In the recently indicted cases, Sergio Jauna Devoe, 27, of Anchorage, was charged with possession with the intent to distribute quantities of methamphetamine and fentanyl, on or about May 5, 2017. Devoe was also charged with possession of a firearm in furtherance of a drug trafficking crime. If convicted, Devoe faces a mandatory minimum ten-year sentence, with a maximum of life imprisonment.
Misty G. Thomas, 25, of Anchorage, was charged with possession with the intent to distribute quantities of methamphetamine and fentanyl, on or about Oct. 6, Oct. 7, and Nov. 9, 2016. If convicted, Thomas faces a mandatory minimum of five years in prison, and a maximum sentence of 40 years in prison. Thomas was also charged in a separate indictment for fraudulent activity in connection with identification documents. According to the indictment, on or about Feb. 18, 2017, Thomas knowingly posed as “E.B.” to a Fred Meyer employee, a licensed dealer of firearms, and used E.B.’s identification to falsely purchase three firearms. If convicted, Thomas faces a maximum of ten years in prison on the firearm charges, as well as a mandatory consecutive two-year sentence based on the theft of “E.B.’s” identity to purchase the firearms.

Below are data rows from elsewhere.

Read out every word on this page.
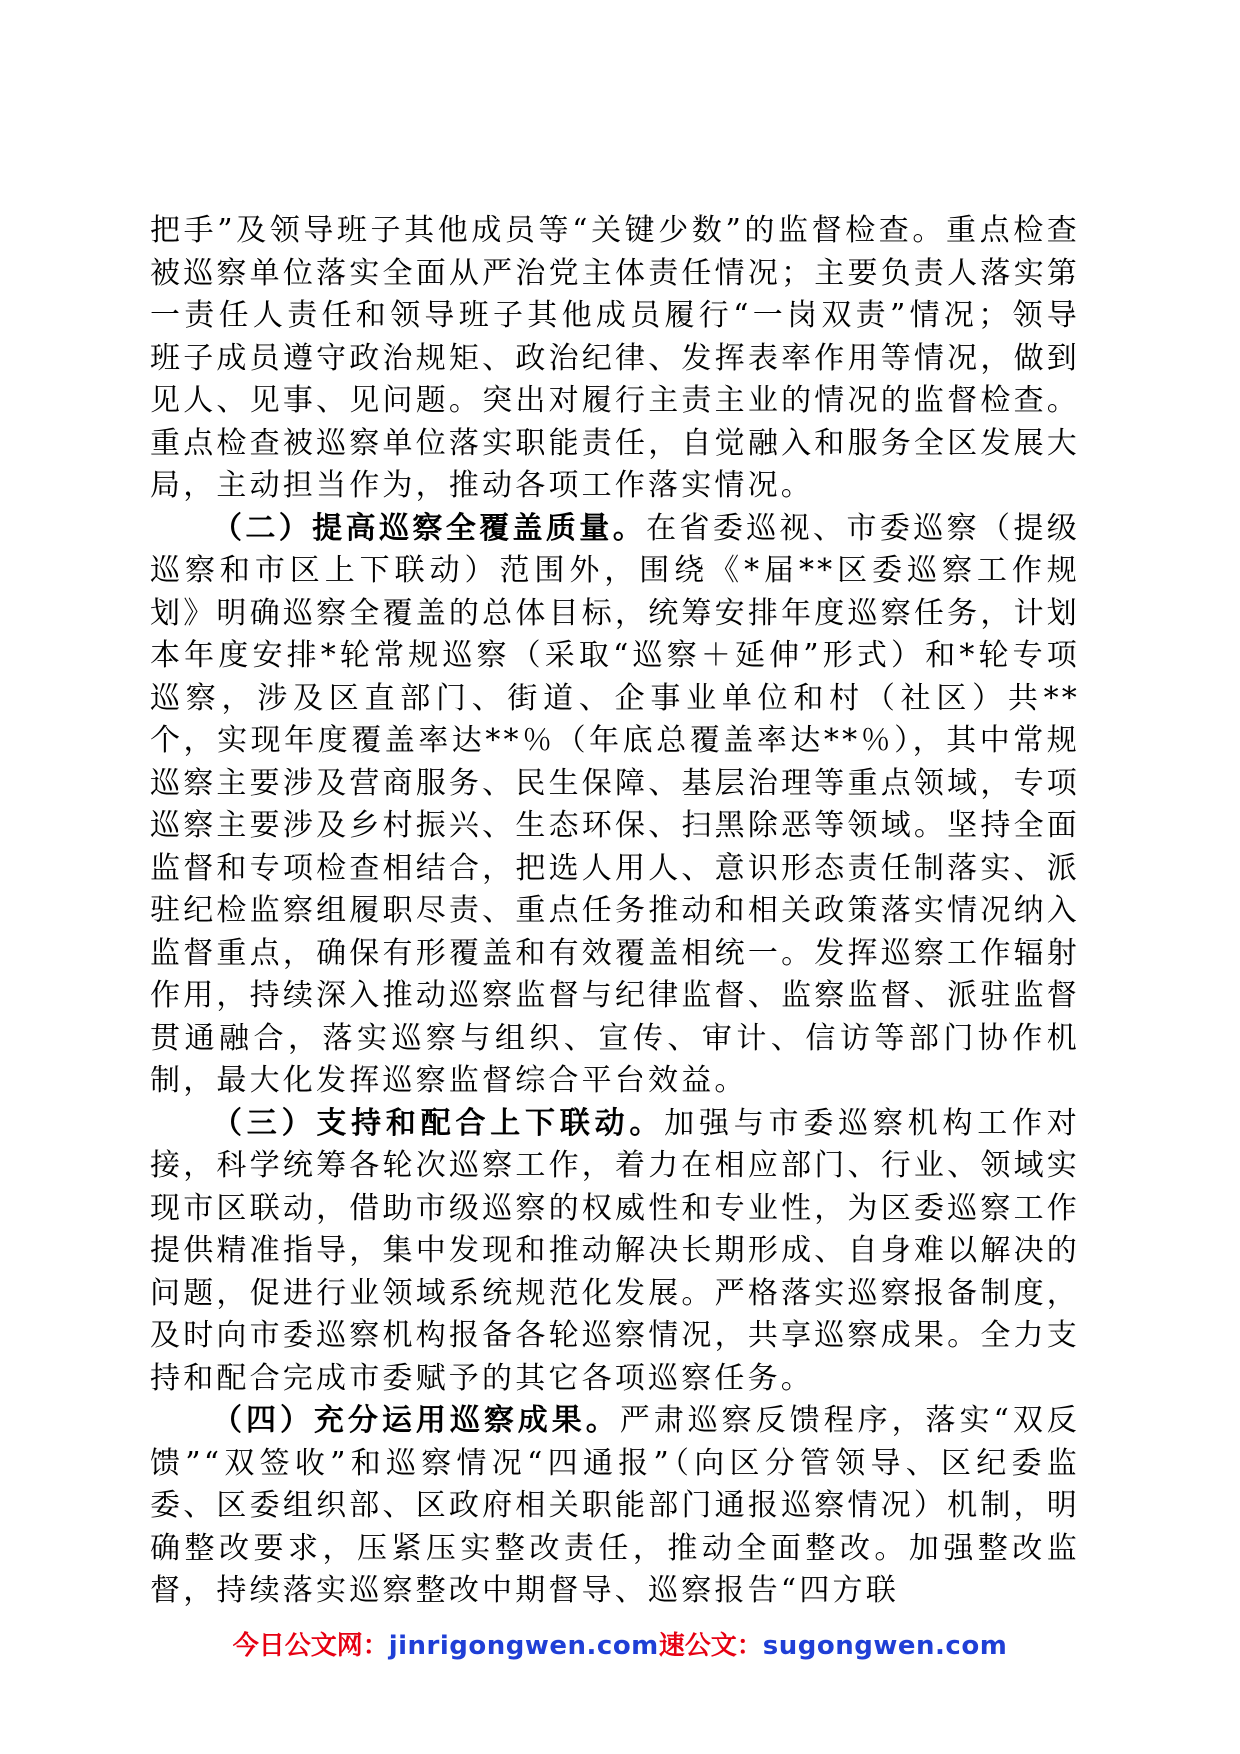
把手”及领导班子其他成员等“关键少数”的监督检查。重点检查被巡察单位落实全面从严治党主体责任情况；主要负责人落实第一责任人责任和领导班子其他成员履行“一岗双责”情况；领导班子成员遵守政治规矩、政治纪律、发挥表率作用等情况，做到见人、见事、见问题。突出对履行主责主业的情况的监督检查。重点检查被巡察单位落实职能责任，自觉融入和服务全区发展大局，主动担当作为，推动各项工作落实情况。

（二）提高巡察全覆盖质量。在省委巡视、市委巡察（提级巡察和市区上下联动）范围外，围绕《*届**区委巡察工作规划》明确巡察全覆盖的总体目标，统筹安排年度巡察任务，计划本年度安排*轮常规巡察（采取“巡察＋延伸”形式）和*轮专项巡察，涉及区直部门、街道、企事业单位和村（社区）共**个，实现年度覆盖率达**％（年底总覆盖率达**％），其中常规巡察主要涉及营商服务、民生保障、基层治理等重点领域，专项巡察主要涉及乡村振兴、生态环保、扫黑除恶等领域。坚持全面监督和专项检查相结合，把选人用人、意识形态责任制落实、派驻纪检监察组履职尽责、重点任务推动和相关政策落实情况纳入监督重点，确保有形覆盖和有效覆盖相统一。发挥巡察工作辐射作用，持续深入推动巡察监督与纪律监督、监察监督、派驻监督贯通融合，落实巡察与组织、宣传、审计、信访等部门协作机制，最大化发挥巡察监督综合平台效益。

（三）支持和配合上下联动。加强与市委巡察机构工作对接，科学统筹各轮次巡察工作，着力在相应部门、行业、领域实现市区联动，借助市级巡察的权威性和专业性，为区委巡察工作提供精准指导，集中发现和推动解决长期形成、自身难以解决的问题，促进行业领域系统规范化发展。严格落实巡察报备制度，及时向市委巡察机构报备各轮巡察情况，共享巡察成果。全力支持和配合完成市委赋予的其它各项巡察任务。

（四）充分运用巡察成果。严肃巡察反馈程序，落实“双反馈”“双签收”和巡察情况“四通报”（向区分管领导、区纪委监委、区委组织部、区政府相关职能部门通报巡察情况）机制，明确整改要求，压紧压实整改责任，推动全面整改。加强整改监督，持续落实巡察整改中期督导、巡察报告“四方联

今日公文网：jinrigongwen.com速公文：sugongwen.com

Finally, Charles Jeffery Mosley, Jr., 36, of Anchorage, was charged with possession with the intent to distribute over 100 grams of heroin, on or about July 12, 2017. Mosley was also charged for being a felon in possession of a firearm, and for possession of a firearm in furtherance of a drug trafficking crime. Mosley faces a mandatory minimum ten-year sentence.
Acting U.S. Attorney Bryan Schroder stated, “For Americans under the age of 50, drug overdoses are the leading cause of death. The trafficking of fentanyl can only worsen this tragedy. We are thankful to be able to work collaboratively with our state and local partners - not just in prosecuting the traffickers of opioids, but also in finding solutions to this epidemic. These solutions include prevention and education efforts, as well as task forces that include medical and health professionals.”

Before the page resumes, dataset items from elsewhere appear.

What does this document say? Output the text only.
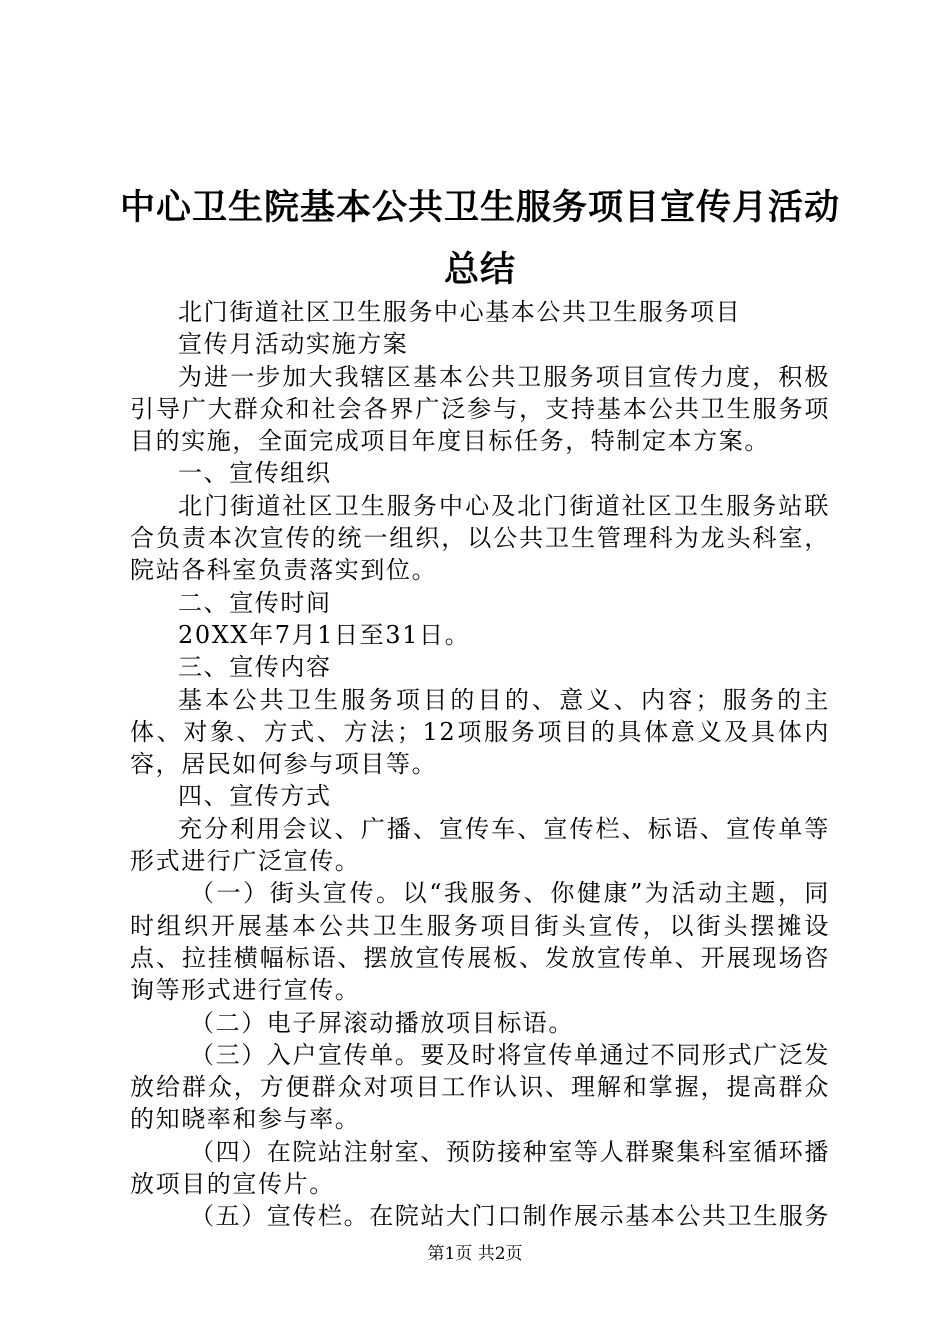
中心卫生院基本公共卫生服务项目宣传月活动
总结

北门街道社区卫生服务中心基本公共卫生服务项目

宣传月活动实施方案

为进一步加大我辖区基本公共卫服务项目宣传力度，积极引导广大群众和社会各界广泛参与，支持基本公共卫生服务项目的实施，全面完成项目年度目标任务，特制定本方案。

一、宣传组织

北门街道社区卫生服务中心及北门街道社区卫生服务站联合负责本次宣传的统一组织，以公共卫生管理科为龙头科室，院站各科室负责落实到位。

二、宣传时间

20XX年7月1日至31日。

三、宣传内容

基本公共卫生服务项目的目的、意义、内容；服务的主体、对象、方式、方法；12项服务项目的具体意义及具体内容，居民如何参与项目等。

四、宣传方式

充分利用会议、广播、宣传车、宣传栏、标语、宣传单等形式进行广泛宣传。

（一）街头宣传。以“我服务、你健康”为活动主题，同时组织开展基本公共卫生服务项目街头宣传，以街头摆摊设点、拉挂横幅标语、摆放宣传展板、发放宣传单、开展现场咨询等形式进行宣传。

（二）电子屏滚动播放项目标语。

（三）入户宣传单。要及时将宣传单通过不同形式广泛发放给群众，方便群众对项目工作认识、理解和掌握，提高群众的知晓率和参与率。

（四）在院站注射室、预防接种室等人群聚集科室循环播放项目的宣传片。

（五）宣传栏。在院站大门口制作展示基本公共卫生服务

第1页 共2页
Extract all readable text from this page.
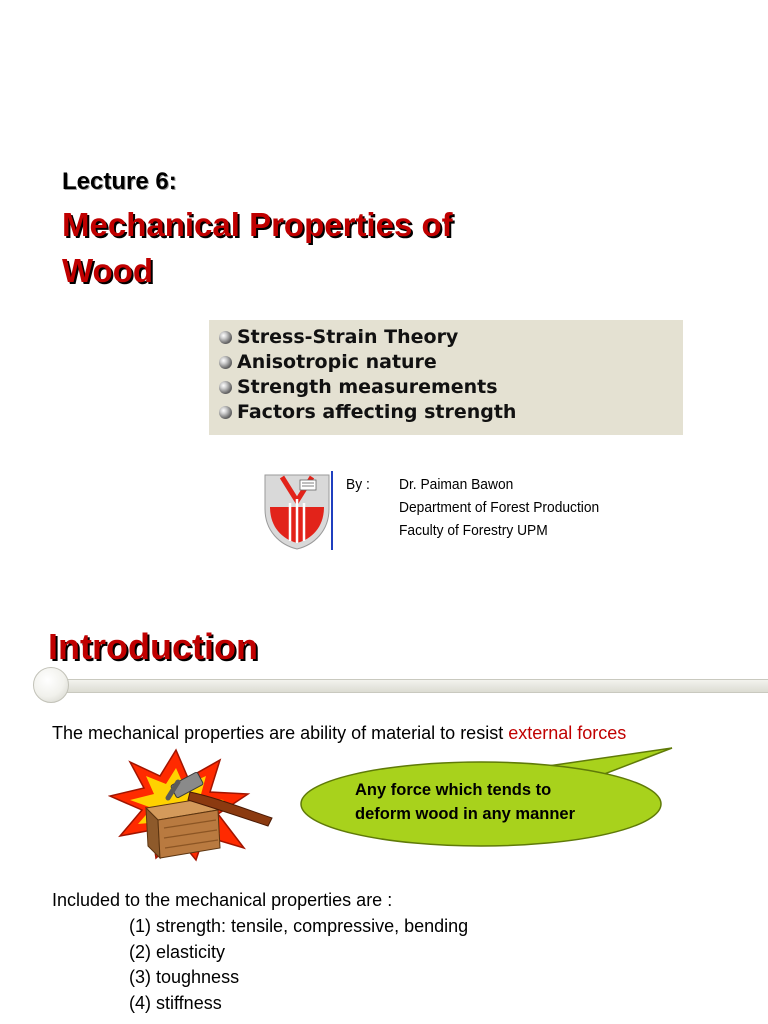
Lecture 6:
Mechanical Properties of
Wood
Stress-Strain Theory
Anisotropic nature
Strength measurements
Factors affecting strength
By : Dr. Paiman Bawon
Department of Forest Production
Faculty of Forestry UPM
Introduction
The mechanical properties are ability of material to resist external forces
Any force which tends to
deform wood in any manner
Included to the mechanical properties are :
(1) strength: tensile, compressive, bending
(2) elasticity
(3) toughness
(4) stiffness
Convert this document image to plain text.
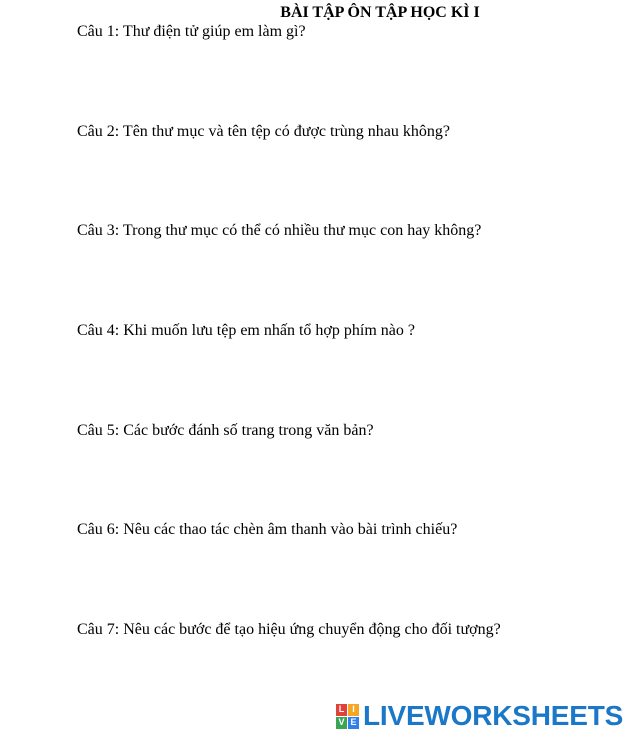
BÀI TẬP ÔN TẬP HỌC KÌ I
Câu 1: Thư điện tử giúp em làm gì?
Câu 2: Tên thư mục và tên tệp có được trùng nhau không?
Câu 3: Trong thư mục có thể có nhiều thư mục con hay không?
Câu 4: Khi muốn lưu tệp em nhấn tổ hợp phím nào ?
Câu 5: Các bước đánh số trang trong văn bản?
Câu 6: Nêu các thao tác chèn âm thanh vào bài trình chiếu?
Câu 7: Nêu các bước để tạo hiệu ứng chuyển động cho đối tượng?
L I
V E LIVEWORKSHEETS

These cases are being handled by Special Assistant U.S. Attorney James Stinson, who is an Anchorage municipal prosecutor. Since 2007, the Municipality of Anchorage has assigned prosecutors to the U.S. Attorney’s Office to work on cases that have direct impact on the safety of Anchorage residents, such as drugs, guns, and violent crime. The Anchorage District Attorney’s Office also participated in the prosecution and referral of the cases, which were investigated by the Anchorage Police Department, the Drug Enforcement Administration, and the Bureau of Alcohol, Tobacco, Firearms, and Explosives.
An indictment is merely an allegation and all defendants are presumed innocent unless and until proven guilty beyond a reasonable doubt in a court of law.